Created by the three credit reporting agencies, VantageScore® has only been around for about a decade — but is growing in popularity.
It doesn’t take as long for users to generate a VantageScore® credit score, which is a big advantage for consumers. Whereas FICO® requires at least six months of data before giving you a credit score, you could get a VantageScore® after just one month.
How To Check Your Credit Scores (Including Your FICO® Scores)
Now that we’ve made all this fuss about FICO® scores, you probably want to know what yours are, right?
Here’s are FICO® Score 8 ranges according to FICO:
- Excellent: 800 and above
- Very good: 740-799
- Good: 670-739
- Fair: 580-669
- Poor: 579 and below
These ranges are somewhat subjective since lenders base their decisions on more than just credit scores.
To see where you fall, try the Discover Credit Scorecard, which gives a free FICO® score to anyone who signs up for an account.
Or, for more options, here’s a list of all the places you can get your FICO® scores for free. It also includes websites where you can get other free credit scores, like your VantageScores®.

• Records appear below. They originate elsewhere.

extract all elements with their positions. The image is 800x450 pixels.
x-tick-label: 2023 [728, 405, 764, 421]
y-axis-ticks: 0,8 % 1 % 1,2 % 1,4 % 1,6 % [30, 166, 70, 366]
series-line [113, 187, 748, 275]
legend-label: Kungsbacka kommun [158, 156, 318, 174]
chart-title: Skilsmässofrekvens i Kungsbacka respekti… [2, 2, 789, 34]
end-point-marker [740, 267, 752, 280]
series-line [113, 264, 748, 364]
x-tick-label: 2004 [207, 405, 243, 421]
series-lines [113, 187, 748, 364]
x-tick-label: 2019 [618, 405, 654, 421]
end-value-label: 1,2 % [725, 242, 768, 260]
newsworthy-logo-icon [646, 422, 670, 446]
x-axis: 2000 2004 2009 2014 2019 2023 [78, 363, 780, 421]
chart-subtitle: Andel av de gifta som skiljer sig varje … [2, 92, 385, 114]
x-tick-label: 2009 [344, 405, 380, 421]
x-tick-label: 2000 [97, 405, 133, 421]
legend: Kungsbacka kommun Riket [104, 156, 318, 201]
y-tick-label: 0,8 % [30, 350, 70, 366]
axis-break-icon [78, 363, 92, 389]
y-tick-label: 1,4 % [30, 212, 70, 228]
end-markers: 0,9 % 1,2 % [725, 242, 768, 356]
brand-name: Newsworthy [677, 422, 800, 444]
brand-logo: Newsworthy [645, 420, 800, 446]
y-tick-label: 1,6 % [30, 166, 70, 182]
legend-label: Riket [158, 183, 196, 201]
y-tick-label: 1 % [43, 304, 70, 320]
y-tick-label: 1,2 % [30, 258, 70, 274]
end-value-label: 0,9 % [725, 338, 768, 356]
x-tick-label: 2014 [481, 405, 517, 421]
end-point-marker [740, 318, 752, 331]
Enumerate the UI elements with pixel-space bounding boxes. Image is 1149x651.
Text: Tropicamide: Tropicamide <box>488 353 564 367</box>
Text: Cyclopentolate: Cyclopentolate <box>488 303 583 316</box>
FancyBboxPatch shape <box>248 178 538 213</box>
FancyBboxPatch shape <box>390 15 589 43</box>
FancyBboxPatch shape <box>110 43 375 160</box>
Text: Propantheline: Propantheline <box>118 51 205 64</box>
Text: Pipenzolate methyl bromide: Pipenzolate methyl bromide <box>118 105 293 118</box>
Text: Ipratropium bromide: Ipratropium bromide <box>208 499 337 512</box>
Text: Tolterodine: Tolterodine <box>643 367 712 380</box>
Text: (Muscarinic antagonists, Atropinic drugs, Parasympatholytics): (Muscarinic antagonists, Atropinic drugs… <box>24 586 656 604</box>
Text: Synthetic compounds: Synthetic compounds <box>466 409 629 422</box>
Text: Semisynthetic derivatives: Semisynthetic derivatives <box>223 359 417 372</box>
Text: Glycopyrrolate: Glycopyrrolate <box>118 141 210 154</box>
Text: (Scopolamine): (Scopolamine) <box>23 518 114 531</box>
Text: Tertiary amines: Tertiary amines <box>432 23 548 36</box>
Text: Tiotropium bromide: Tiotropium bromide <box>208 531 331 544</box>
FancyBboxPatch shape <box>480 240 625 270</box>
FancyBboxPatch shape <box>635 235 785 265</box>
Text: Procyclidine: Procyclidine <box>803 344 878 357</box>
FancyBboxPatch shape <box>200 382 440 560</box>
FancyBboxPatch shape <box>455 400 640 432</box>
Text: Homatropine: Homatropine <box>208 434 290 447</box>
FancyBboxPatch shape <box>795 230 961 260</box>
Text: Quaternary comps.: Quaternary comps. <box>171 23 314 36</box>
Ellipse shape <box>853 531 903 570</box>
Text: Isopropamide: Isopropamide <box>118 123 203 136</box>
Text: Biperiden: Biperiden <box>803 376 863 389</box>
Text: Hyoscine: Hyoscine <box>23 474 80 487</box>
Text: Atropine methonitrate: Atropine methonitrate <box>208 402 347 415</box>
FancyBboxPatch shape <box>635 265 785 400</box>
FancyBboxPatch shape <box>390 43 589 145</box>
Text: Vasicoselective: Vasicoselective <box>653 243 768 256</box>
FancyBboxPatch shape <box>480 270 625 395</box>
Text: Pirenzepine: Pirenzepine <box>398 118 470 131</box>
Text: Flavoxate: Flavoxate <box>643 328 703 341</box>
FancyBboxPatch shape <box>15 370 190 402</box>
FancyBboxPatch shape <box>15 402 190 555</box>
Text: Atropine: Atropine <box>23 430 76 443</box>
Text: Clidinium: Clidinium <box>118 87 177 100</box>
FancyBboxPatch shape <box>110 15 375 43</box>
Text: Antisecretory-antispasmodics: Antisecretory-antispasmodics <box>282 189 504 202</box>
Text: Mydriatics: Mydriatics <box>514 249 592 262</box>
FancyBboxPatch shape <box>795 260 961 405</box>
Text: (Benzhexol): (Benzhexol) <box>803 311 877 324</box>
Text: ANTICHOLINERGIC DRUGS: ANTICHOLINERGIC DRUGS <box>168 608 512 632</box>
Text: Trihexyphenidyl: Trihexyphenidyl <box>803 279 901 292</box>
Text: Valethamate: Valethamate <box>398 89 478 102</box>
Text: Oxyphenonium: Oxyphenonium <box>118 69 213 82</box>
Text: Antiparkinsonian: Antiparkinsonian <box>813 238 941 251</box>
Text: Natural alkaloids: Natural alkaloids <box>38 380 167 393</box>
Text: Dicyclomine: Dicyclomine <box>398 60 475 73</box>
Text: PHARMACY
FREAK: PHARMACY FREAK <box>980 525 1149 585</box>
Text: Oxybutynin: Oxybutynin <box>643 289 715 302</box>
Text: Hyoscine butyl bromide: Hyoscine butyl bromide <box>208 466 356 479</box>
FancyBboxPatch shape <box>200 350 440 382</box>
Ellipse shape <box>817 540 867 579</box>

While you’re at it, you should probably check your credit reports. They’re what your credit scores are based on, so if they’re not correct, your credit scores won’t be either. You can get one free credit report per year, per bureau at AnnualCreditReport.com. You can also use services like Credit Karma to monitor two of your VantageScore® 3.0 credit scores on a regular basis.
How Credit Scores and FICO® Scores Are Calculated
All credit scores, including FICO® and VantageScore®, are based on similar credit scoring models. They assess factors like your credit history, payment history, credit mix, and credit utilization ratio.
Here’s the FICO® scoring model:
FICO® score breakdown from MyFICO®.
If you’ve never used credit before, or have used it irresponsibly, your credit scores will be low or non-existent. A great way to build your credit from the ground up is with responsible use of a credit card, secured credit card, or credit builder loan.
For those of you simply looking for a boost, here are a few easy ways to improve your credit:
- Make on-time payments: Above all else, pay your bills on time. Late payments are incredibly detrimental to your credit scores. To avoid them, we recommend setting up automatic bill payments.
- Reduce your credit utilization ratio: You can do this by spending less, paying off a credit card with a personal loan, or even asking to raise the credit limit on your current cards. Just make sure you’re responsible with these changes, and avoid spending more money than you did before.
- Keep your credit cards open: Closing a card will increase your credit utilization, and eventually reduce the length of your credit history — both of which will reduce your scores. Unless you’re paying an annual fee, we advise keeping old cards open (even if you never use them).
Why FICO® Scores and Credit Scores Matter
Credit scores affect all areas of your life.
A bad credit score can haunt you by making it difficult to rent an apartment, get an affordable mortgage, or land a job. Even if you’re able to qualify for a loan, your interest rates will be higher than if you had good credit scores.
And that has costly ramifications: On a $150,000 mortgage, for example, a 1% higher interest rate could cost you $31,000 over 30 years.
On the other hand, good credit scores open all kinds of doors. Not only will you find it easier to borrow money when you need it, but they’ll also qualify you for lucrative credit card offers.
Yes, irresponsible credit card use can lead to a damaging debt spiral — but responsible credit card use (only charging what you can afford; paying your bill in full each month) can reward you immensely for your everyday spending.
Not there yet? Don’t worry. Focus on building credit slowly and strategically. The best credit cards will be waiting for you when you’re ready.